Why Europe shouldn’t just copy the US stablecoin model

European Central Bank (ECB) President Christine Lagarde has spoken out against the need for private issuance of euro-pegged stablecoins, even in the face of a market 98% dominated by dollar-pegged tokens.

Despite the rapid global adoption of USD stablecoins, Largarde argued that Europe should focus on building a token settlement infrastructure anchored in central bank currency rather than simply replicating the U.S. stablecoin model in a speech Friday at the Bank of Spain’s Latin American Economic Forum in Madrid.

“The case for promoting euro-denominated stablecoins is much weaker than it seems,” Lagarde said, arguing that the technological case for stablecoins can be replicated by central bank infrastructure, while their monetary function introduces unacceptable risks to financial stability.

The comments come as Qivalis, a consortium of 12 of Europe’s largest banks including ING, BBVA, BNP Paribas, Danske Bank and UniCredit, announced plans to launch a privately issued digital euro, not a CBDC, later this year, on the same premise that Europe faces dollarization risks.

“If we don’t have an on-chain euro with significant liquidity, then the only alternative is the US dollar,” Jan-Oliver Sell, CEO of Qivalis, told CoinDesk. “This represents a real risk for Europe’s financial and digital sovereignty.”

Lagarde reiterated her warnings that stablecoins could create risks to financial stability during times of market stress. She referenced the collapse of Silicon Valley Bank in March 2023, when Circle revealed that $3.3 billion of its USDC reserves were in the bank, causing its stablecoin to briefly unpeg.
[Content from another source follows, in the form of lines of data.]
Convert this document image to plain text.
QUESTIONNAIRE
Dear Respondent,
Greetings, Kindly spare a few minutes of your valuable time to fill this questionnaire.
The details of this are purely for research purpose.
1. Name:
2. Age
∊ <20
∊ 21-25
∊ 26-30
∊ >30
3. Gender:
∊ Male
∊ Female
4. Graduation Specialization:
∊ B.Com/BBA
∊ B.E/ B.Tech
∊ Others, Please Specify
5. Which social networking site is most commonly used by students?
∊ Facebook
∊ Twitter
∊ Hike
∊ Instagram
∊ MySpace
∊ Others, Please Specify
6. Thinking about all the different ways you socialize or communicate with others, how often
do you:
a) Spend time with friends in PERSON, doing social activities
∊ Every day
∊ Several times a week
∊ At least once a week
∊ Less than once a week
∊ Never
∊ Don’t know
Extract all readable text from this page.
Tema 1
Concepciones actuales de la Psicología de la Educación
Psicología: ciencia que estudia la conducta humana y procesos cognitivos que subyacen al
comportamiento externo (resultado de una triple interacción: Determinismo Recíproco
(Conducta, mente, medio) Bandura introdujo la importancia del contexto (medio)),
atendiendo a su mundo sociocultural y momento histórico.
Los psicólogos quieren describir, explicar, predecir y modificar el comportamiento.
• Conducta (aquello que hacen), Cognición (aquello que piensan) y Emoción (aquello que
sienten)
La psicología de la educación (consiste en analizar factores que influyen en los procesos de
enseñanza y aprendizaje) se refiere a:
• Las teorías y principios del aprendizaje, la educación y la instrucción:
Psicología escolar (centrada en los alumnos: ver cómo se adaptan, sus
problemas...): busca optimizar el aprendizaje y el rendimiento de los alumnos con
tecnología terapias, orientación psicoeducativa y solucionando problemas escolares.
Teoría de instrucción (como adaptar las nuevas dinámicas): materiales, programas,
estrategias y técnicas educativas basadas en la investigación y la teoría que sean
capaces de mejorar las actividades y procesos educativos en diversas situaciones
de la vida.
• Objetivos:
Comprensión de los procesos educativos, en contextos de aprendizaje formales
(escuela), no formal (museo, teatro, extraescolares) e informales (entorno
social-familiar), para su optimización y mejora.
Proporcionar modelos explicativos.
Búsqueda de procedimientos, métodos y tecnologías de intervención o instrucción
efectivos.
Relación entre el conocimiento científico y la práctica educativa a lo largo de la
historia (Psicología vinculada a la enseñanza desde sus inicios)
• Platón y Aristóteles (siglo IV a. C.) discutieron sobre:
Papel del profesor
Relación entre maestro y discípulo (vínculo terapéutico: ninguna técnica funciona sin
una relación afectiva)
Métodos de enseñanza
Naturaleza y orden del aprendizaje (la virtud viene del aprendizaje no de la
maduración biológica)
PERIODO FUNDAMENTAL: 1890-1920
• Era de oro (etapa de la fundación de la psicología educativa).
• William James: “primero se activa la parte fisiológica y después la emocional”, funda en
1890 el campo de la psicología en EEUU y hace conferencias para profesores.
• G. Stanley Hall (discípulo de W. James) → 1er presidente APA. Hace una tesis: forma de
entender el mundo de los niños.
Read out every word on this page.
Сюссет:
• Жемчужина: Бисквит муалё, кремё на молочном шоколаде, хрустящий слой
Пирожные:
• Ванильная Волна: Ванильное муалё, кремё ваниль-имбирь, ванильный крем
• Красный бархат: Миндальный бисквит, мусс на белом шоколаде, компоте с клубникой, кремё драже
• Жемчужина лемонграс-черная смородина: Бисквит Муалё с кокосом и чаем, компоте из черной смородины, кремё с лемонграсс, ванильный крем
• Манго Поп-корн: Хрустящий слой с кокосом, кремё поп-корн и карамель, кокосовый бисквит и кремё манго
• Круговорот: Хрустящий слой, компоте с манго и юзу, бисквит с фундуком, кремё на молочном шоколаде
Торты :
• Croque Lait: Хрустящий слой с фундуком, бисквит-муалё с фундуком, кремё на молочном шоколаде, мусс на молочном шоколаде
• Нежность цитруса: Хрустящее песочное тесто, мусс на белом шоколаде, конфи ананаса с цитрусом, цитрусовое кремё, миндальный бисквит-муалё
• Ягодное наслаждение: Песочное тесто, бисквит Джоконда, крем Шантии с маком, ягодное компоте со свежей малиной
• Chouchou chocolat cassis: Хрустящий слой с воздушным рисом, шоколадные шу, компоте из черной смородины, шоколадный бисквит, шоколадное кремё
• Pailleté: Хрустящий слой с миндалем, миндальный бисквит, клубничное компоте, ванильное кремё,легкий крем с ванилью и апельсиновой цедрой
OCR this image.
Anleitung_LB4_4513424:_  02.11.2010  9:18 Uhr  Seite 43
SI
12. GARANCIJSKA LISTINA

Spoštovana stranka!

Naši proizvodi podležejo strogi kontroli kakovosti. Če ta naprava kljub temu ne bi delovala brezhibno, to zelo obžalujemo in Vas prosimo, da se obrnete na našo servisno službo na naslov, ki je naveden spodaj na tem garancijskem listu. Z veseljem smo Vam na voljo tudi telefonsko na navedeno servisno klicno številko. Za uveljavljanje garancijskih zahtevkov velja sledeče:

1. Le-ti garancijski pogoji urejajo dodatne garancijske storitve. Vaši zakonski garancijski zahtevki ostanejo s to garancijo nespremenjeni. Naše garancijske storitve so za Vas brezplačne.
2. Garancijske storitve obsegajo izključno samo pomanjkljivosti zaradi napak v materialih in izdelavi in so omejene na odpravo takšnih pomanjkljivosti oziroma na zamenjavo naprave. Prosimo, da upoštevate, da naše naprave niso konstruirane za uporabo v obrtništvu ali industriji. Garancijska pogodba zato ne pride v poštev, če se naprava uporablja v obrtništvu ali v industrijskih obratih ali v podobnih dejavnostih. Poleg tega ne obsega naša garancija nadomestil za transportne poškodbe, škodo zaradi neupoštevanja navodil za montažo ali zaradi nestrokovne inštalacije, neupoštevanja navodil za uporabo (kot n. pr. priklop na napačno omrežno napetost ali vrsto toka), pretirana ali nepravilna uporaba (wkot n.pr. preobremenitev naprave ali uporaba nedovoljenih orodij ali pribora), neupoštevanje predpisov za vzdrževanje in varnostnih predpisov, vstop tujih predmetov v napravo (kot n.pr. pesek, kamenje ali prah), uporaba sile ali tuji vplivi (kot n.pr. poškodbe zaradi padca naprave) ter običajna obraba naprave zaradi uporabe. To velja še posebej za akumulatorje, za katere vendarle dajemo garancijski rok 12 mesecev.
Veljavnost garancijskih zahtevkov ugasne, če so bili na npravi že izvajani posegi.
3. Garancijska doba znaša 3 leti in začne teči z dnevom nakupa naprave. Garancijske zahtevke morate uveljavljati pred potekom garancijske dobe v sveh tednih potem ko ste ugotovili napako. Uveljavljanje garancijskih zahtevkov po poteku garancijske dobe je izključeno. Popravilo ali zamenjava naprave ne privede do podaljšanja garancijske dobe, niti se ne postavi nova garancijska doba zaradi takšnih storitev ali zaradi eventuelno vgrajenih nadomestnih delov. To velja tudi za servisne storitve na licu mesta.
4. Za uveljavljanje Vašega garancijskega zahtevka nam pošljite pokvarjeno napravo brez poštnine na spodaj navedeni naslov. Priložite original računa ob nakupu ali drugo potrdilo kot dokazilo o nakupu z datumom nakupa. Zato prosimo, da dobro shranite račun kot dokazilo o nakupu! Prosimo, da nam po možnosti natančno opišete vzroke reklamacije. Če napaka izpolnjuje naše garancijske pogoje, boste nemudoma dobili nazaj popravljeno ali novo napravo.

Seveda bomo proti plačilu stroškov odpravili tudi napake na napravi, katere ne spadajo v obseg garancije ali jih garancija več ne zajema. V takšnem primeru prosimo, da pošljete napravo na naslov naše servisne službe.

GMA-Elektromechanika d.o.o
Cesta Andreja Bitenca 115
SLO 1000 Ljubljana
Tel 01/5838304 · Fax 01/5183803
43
“On a large scale, such dynamics can transmit stress to underlying asset markets. The promise of redemption at par depends on market confidence itself which can disappear when financial stability deteriorates – and a massive redemption can accelerate this deterioration,” she said on Friday.

“As stablecoin usage increases, so does the potential for feedback loops between redemptions and asset markets, particularly where issuers are not banks.”

The growing global dominance of US dollar-pegged stablecoins issued by Tether and Circle poses risks to the European financial system, Lagarde said on Friday.

Lagarde noted that circulation in six years increased from $10 billion to $310 billion. However, she expressed concern that almost 90% of the market is controlled by two issuers – Tether. and USDC Circle).

She said that in Europe, debate is intensifying over the urgent need for the bloc to remain relevant.

“Europe must respond by promoting its own euro-denominated stablecoins,” she said. “Otherwise, it will face a future of digital dollarization and a loss of monetary sovereignty.” Lagarde calls on EU countries to support the development of a CBDC. “We need to build the public infrastructure that will allow alternative instruments, such as stablecoins and other forms of tokenized money, to operate within a framework anchored by central bank money,” she said.

Late last year, Lagarde announced the ECB’s plans for a “digital euro by 2029, assuming that European co-legislators adopt the necessary regulations by 2026”, adding that preparatory steps, including pilot exercises and initial transactions, could begin as early as mid-2027.